Había hecho de todo, trepado escalones del oficio desde banderillero, mozo de espada, picador. Recordaba aquella época en que, montado en un caballo, manejaba la vara con puya metálica, produciendo desgarramientos de los tejidos. Taladraba con ahínco, hacía peso con su cuerpo mientras el toro intentaba derribar su montura. Había, como mozo de espada, proporcionado al torero capotes, capas, estoques, actuado en el segundo tercio de banderillas, acostumbrado al ballet que lo mandaba a correr hacia el animal, esquivarlo mientras hundía aquellos palos adornados con papeles de color, armados con lengüetas de hierro que clavaba en la cerviz mientras rugía el público.
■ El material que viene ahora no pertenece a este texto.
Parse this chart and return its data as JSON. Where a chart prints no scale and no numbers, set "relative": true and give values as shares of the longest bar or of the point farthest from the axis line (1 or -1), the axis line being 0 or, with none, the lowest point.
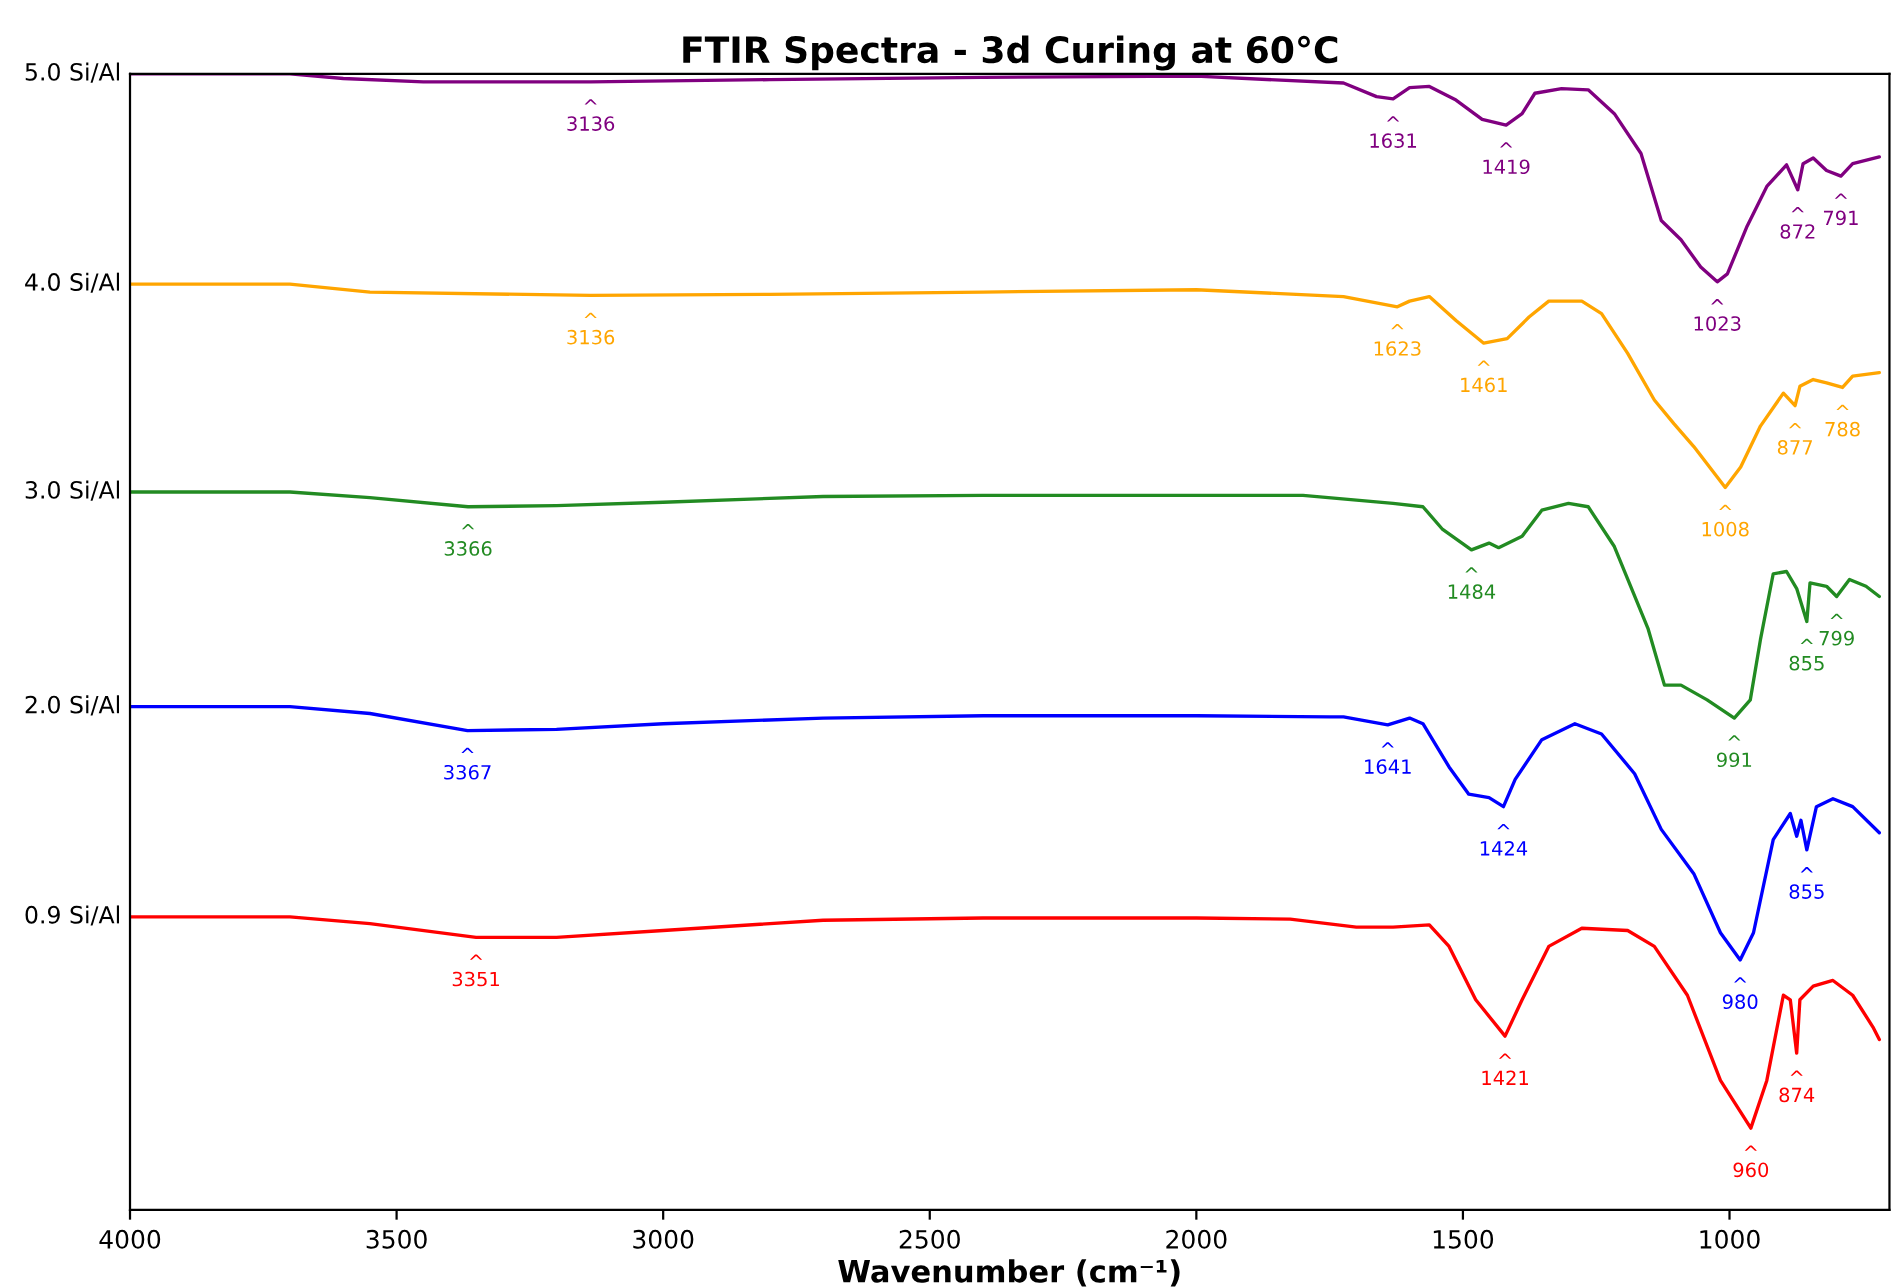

Recordaba aquella alternativa cuando siendo lidiador de novillos un famoso torero lo había elevado a su mismo rango.
Gozaba de simpatía por la sencillez con la que trataba a mulilleros, areneros, monosabios, rejoneadores sin marcar diferencia. Le daba igual estrechar la mano del presidente, de los alguacilillos. Practicaba su oficio, acariciaba en su casa aquel estoque de casi ochenta centímetros. Para que la muerte fuese instantánea, había que llegar al corazón del toro, clavando entre los omóplatos, lo que requería precisión. Le había sucedido, bajo pifiadas, tener que reincidir sin éxito hasta que un mozo de la puntilla, con puñal corto, seccionase la médula del animal. Aquel descabello traía vergüenza.
Pero aquel día, desde el momento en que se levantó, experimentó emociones insólitas, sintiéndose desganado. Al tomar conciencia de la palabra se puso a reír pues podía significar llanamente privado de ganado. A pesar de la oración a la Virgen, aquella señal de la cruz antes de ingresar al ruedo, la medallita mágica que besaba antes de cada lidia, una sensación de angustia inexplicable le llenaba el corazón.
Entró con los matadores seguidos de sus cuadrillas, dio el paseíllo: orden casi litúrgico, rito sagrado, tercio de varas, suerte de capote, tercio de banderillas, así sucesivamente hasta la estocada final.
Cuando el rejoneador acosó al toro contra la barandilla, hundió la garrocha con punta de acero de tres filas, el matador sintió en su propio cuerpo la herida, hasta pensó que saldría sangre, pero su vestido de luz era intacto. Luego le llegaron como saetas las banderillas una tras otra, tuvo muecas de dolor que pudo notar el público mientras la plaza hervía en gritos. Tomó riesgos como nunca, olvidó el alboroto del mundillo, aquel peso inmenso en sus espaldas experimentado al ponerse el capote de paseíllo, se arrodilló frente al morro, la sangre manchando sus lentejuelas. Fue complicidad, vals de muerte, tango de fatalidad, pasodoble entre fanfarrias.
Llegó la estocada, gestualidad de suspenso, levitación hasta las puntillas, espada horizontal, apunte hacia el lugar donde se hundiría con fuerza, lenta caída hacia ovación o pifiada. El toro, cabizbajo, clavó sus inmensos ojos en los del torero, se desplomó fulminado. El público, entre mordidas a la hamburguesa, el perro caliente, celebró aquella complicidad entre dos seres dispuestos a morir por la limosna del griterío, el obsequio de un rabo, un par de orejas. Cuando le preguntaron a Einstein lo que opinaba de la civilización europea, contestó el sabio: “No sería una mala idea”.